Transcribe a YouTube video URL directly — no queue.

```bash
curl https://api.venice.ai/api/v1/video/transcriptions \
  -H "Authorization: Bearer $VENICE_API_KEY" \
  -H "Content-Type: application/json" \
  -d '{"url":"https://www.youtube.com/watch?v=...","response_format":"json"}'
```

Response: `{"transcript":"...","lang":"en"}` (JSON) or plain `text/plain` body when `response_format: text`.

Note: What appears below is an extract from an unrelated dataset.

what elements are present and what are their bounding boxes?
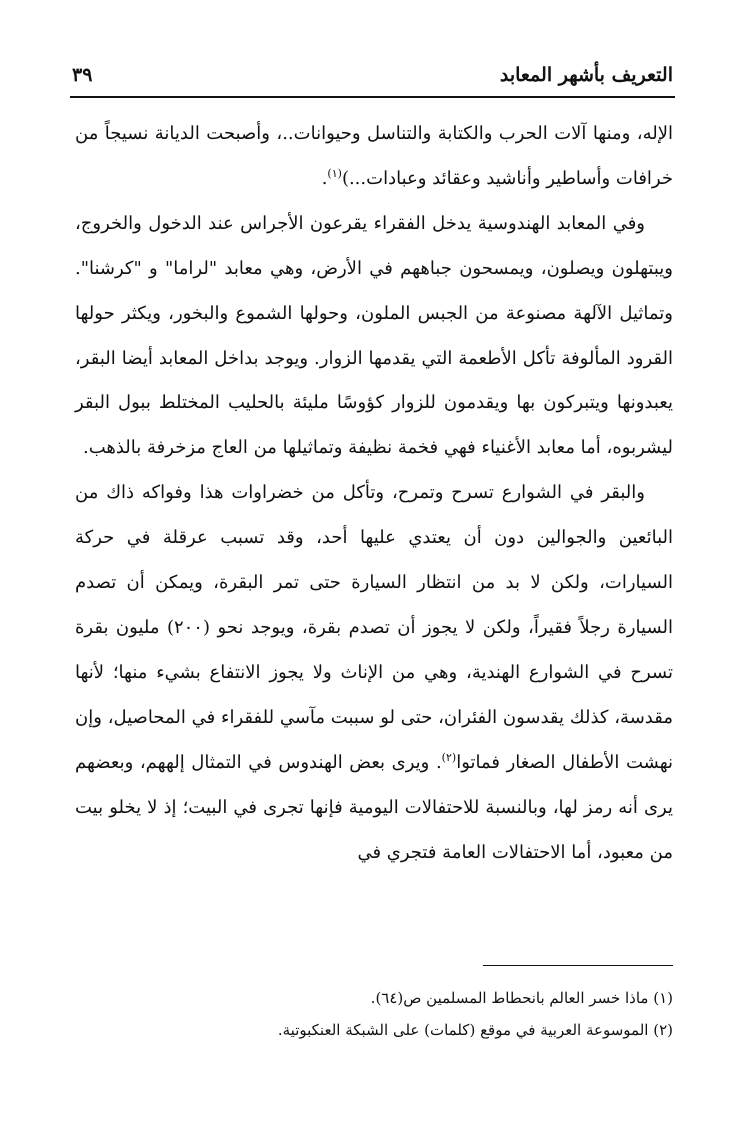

For arbitrary audio files, use [`venice-audio-transcription`](../venice-audio-transcription/SKILL.md) instead.

## Full polling loop

```ts
async function waitForVideo(model: string, queueId: string, downloadUrl?: string) {
  while (true) {
    const res = await fetch(`${base}/video/retrieve`, {
      method: 'POST', headers,
      body: JSON.stringify({ model, queue_id: queueId }),
    })
    const ct = res.headers.get('content-type') ?? ''
    if (ct.startsWith('video/')) {
      return Buffer.from(await res.arrayBuffer())
    }
    const body = await res.json()
    if (body.status === 'COMPLETED' && downloadUrl) {
      const v = await fetch(downloadUrl)
      return Buffer.from(await v.arrayBuffer())
    }
    if (body.status !== 'PROCESSING') throw new Error(`unexpected ${body.status}`)
    await new Promise(r => setTimeout(r, 5000))
  }
}
```

## Errors

| Code | Meaning |
|---|---|
| `400` | Bad params (duration/resolution not supported by model, missing required `image_url` for i2v, missing `prompt`, etc.). |
| `401` | Auth / Pro-only. |
| `402` | Insufficient balance. |
| `403` | Model unavailable in your region. |
| `413` | Request payload too large — shrink images / audio. (Returned from `/video/queue`.) |
| `422` | Content policy violation. (Returned from `/video/queue`.) |
| `500` | Inference failed. |
| `503` | Model at capacity — retry later. **On `/video/retrieve`**, returned when the queue is backed up. |

`/video/queue` does not document `503` in the spec — upstream capacity issues surface there as `500`. Watch for `503` specifically on `/video/retrieve`.

## Gotchas

- **`duration` is required on `/video/queue`.** Even `Auto` is a valid explicit value.
- `download_url` is **only sometimes** returned at queue time. Always handle both paths: binary from `/retrieve` OR fetching `download_url` after status `COMPLETED`.
- `download_url` expires in 24 h — download promptly.
- Upscale models use `upscale_factor` *instead of* `resolution`.
- `reference_image_urls[]` is capped at 9 entries, `elements[]` at 4, `scene_image_urls[]` at 4. Over-limit is `400`.
- `data:` URLs count toward payload size; large base64 videos may trip `413` — prefer hosted URLs.
- `/video/transcriptions` is YouTube-URL-only; it does not accept arbitrary video uploads (use ffmpeg to strip audio, then `/audio/transcriptions`).